The Senegalese government has launched a sweeping initiative to overhaul its public asset management, targeting 25 completed but idle infrastructures that have failed to deliver the intended services. Official assessments reveal these underperforming assets hold a combined value of 279 billion West African CFA francs—an enormous sum tied up without generating economic or social returns. This revelation exposes a persistent flaw in public procurement: the disconnect between project completion and operational deployment.
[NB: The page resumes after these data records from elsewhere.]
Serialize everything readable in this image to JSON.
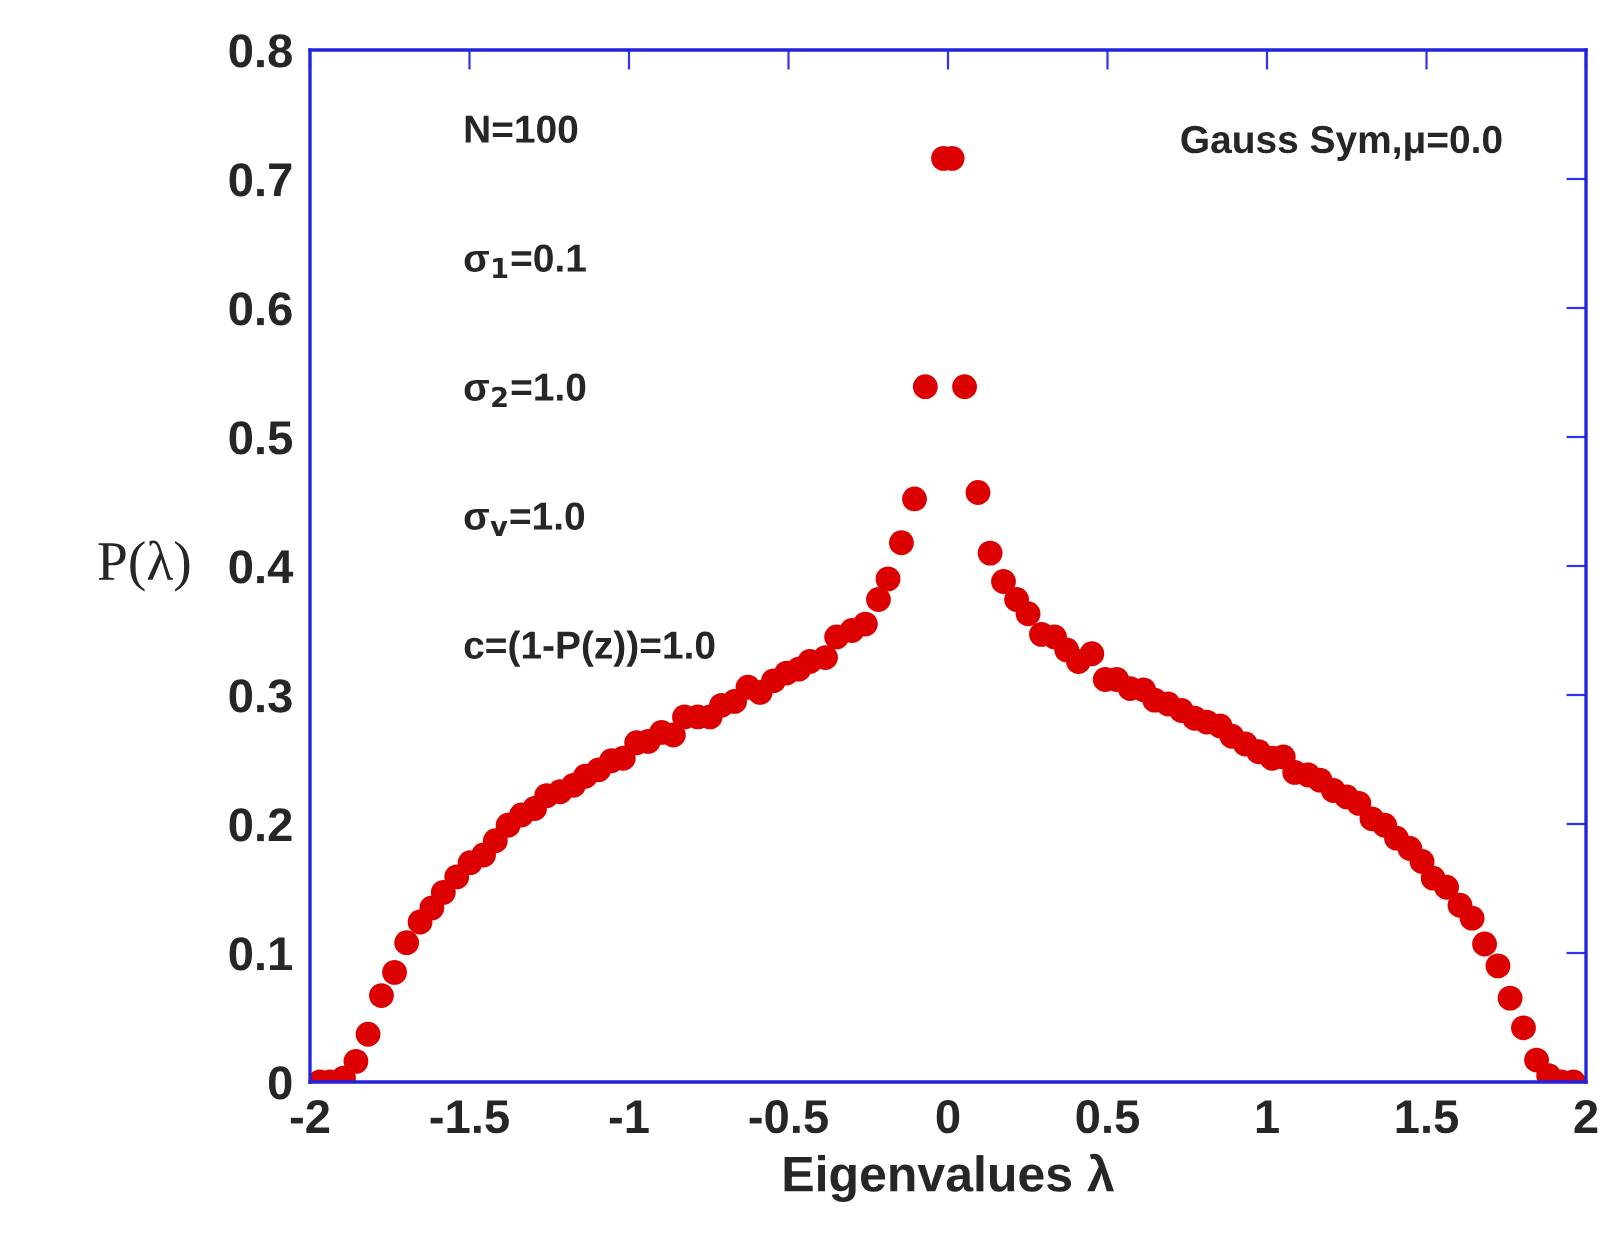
{
  "chart_data": {
    "type": "scatter",
    "xlabel": "Eigenvalues λ",
    "ylabel": "P(λ)",
    "annotations": [
      "N=100",
      "σ$_{1}$=0.1",
      "σ$_{2}$=1.0",
      "σ$_{v}$=1.0",
      "c=(1-P(z))=1.0",
      "Gauss Sym,μ=0.0"
    ],
    "xlim": [
      -2,
      2
    ],
    "ylim": [
      0,
      0.8
    ],
    "xticks": [
      -2,
      -1.5,
      -1,
      -0.5,
      0,
      0.5,
      1,
      1.5,
      2
    ],
    "yticks": [
      0,
      0.1,
      0.2,
      0.3,
      0.4,
      0.5,
      0.6,
      0.7,
      0.8
    ],
    "grid": false,
    "legend": false,
    "marker": "circle",
    "series": [
      {
        "color": "#dd0000",
        "x": [
          -1.969,
          -1.937,
          -1.895,
          -1.856,
          -1.818,
          -1.776,
          -1.735,
          -1.697,
          -1.655,
          -1.618,
          -1.582,
          -1.54,
          -1.498,
          -1.456,
          -1.419,
          -1.379,
          -1.337,
          -1.296,
          -1.258,
          -1.216,
          -1.174,
          -1.137,
          -1.095,
          -1.055,
          -1.018,
          -0.976,
          -0.94,
          -0.898,
          -0.861,
          -0.826,
          -0.784,
          -0.746,
          -0.71,
          -0.669,
          -0.627,
          -0.589,
          -0.547,
          -0.506,
          -0.468,
          -0.433,
          -0.384,
          -0.349,
          -0.301,
          -0.259,
          -0.218,
          -0.188,
          -0.146,
          -0.105,
          -0.071,
          -0.014,
          0.013,
          0.052,
          0.094,
          0.132,
          0.174,
          0.215,
          0.251,
          0.293,
          0.334,
          0.372,
          0.409,
          0.451,
          0.493,
          0.529,
          0.571,
          0.613,
          0.648,
          0.69,
          0.732,
          0.773,
          0.811,
          0.853,
          0.89,
          0.932,
          0.974,
          1.016,
          1.051,
          1.087,
          1.129,
          1.166,
          1.208,
          1.25,
          1.288,
          1.329,
          1.369,
          1.406,
          1.448,
          1.486,
          1.521,
          1.563,
          1.605,
          1.643,
          1.682,
          1.724,
          1.762,
          1.804,
          1.845,
          1.883,
          1.923,
          1.961
        ],
        "values": [
          0.0,
          0.0,
          0.003,
          0.016,
          0.037,
          0.067,
          0.085,
          0.108,
          0.124,
          0.135,
          0.147,
          0.159,
          0.17,
          0.176,
          0.187,
          0.199,
          0.207,
          0.212,
          0.222,
          0.225,
          0.23,
          0.237,
          0.242,
          0.249,
          0.251,
          0.263,
          0.264,
          0.271,
          0.269,
          0.283,
          0.283,
          0.283,
          0.292,
          0.295,
          0.306,
          0.302,
          0.311,
          0.317,
          0.32,
          0.326,
          0.329,
          0.345,
          0.35,
          0.355,
          0.374,
          0.39,
          0.418,
          0.452,
          0.539,
          0.716,
          0.716,
          0.539,
          0.457,
          0.41,
          0.388,
          0.374,
          0.363,
          0.347,
          0.345,
          0.335,
          0.326,
          0.332,
          0.312,
          0.312,
          0.305,
          0.304,
          0.296,
          0.293,
          0.288,
          0.282,
          0.279,
          0.276,
          0.268,
          0.262,
          0.256,
          0.251,
          0.252,
          0.24,
          0.238,
          0.234,
          0.226,
          0.221,
          0.216,
          0.204,
          0.199,
          0.189,
          0.181,
          0.171,
          0.158,
          0.151,
          0.137,
          0.127,
          0.107,
          0.09,
          0.065,
          0.042,
          0.017,
          0.005,
          0.0,
          0.0
        ]
      }
    ]
  }
}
Targeted audit identifies dormant state assets
This systematic evaluation focuses on fully constructed yet unused facilities, spanning administrative buildings, sector-specific equipment, and structures designed for economic purposes. These idle assets represent a direct financial drain, as maintenance costs, security expenses, and potential deterioration continue to accumulate without any corresponding service output. The Dakar administration aims to reactivate these infrastructures through redeployment, inter-agency sharing, or private partnerships. A granular assessment is underway to pinpoint why each site remains non-operational, with recurring issues including missing operational budgets, unassigned facilities, and inadequate logistical planning by project owners.
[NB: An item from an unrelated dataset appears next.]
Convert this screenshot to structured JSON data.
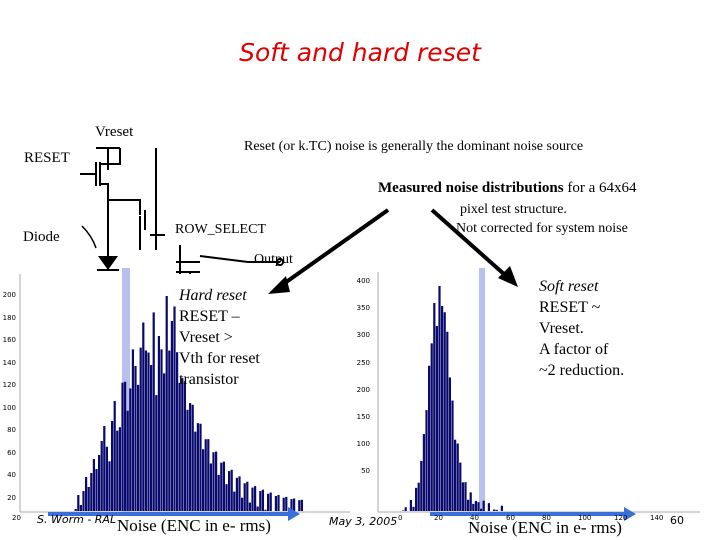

Budgetary pressure drives urgency of reforms
This audit aligns with the government’s 2024 policy agenda prioritizing financial transparency and expenditure control. By unlocking the value of already-funded assets, Senegal reduces its reliance on new borrowing while addressing high debt servicing costs. The initiative complements broader reviews of public contracts and semi-public entities, reinforcing a clear directive: maximize existing resources before expanding fiscal pressure or launching new investments. This approach echoes repeated critiques from the national audit authority, which has long highlighted weaknesses in post-delivery project management.
Strengthening project governance and accountability
Beyond financial figures, the evaluation scrutinizes infrastructure project governance. Completion of a structure marks only the beginning of its utility—not the end of the process. However, Senegal’s public sector often suffers from fragmented responsibilities across ministries and agencies, creating blind spots in project lifecycle management. International financial institutions have long advocated for clearer accountability chains from feasibility studies to service activation.
For the 25 sites identified, multiple solutions are under consideration. Some may be reassigned to agencies currently renting private office space, generating immediate rent savings. Others could be privatized through concessions or transferred under performance-based agreements. A third option involves addressing missing components—equipment, staffing, or infrastructure connections—to activate original service objectives. Decisions will follow case-by-case evaluations and future budget decisions.
This public asset revitalization effort serves as a credibility test for Senegal’s administration. Success hinges on transparent progress reporting and verifiable performance metrics. By demonstrating tangible results, Senegal could set a regional benchmark for combating the costly phenomenon of ‘ghost infrastructures,’ which similarly undermines public investment returns across West Africa.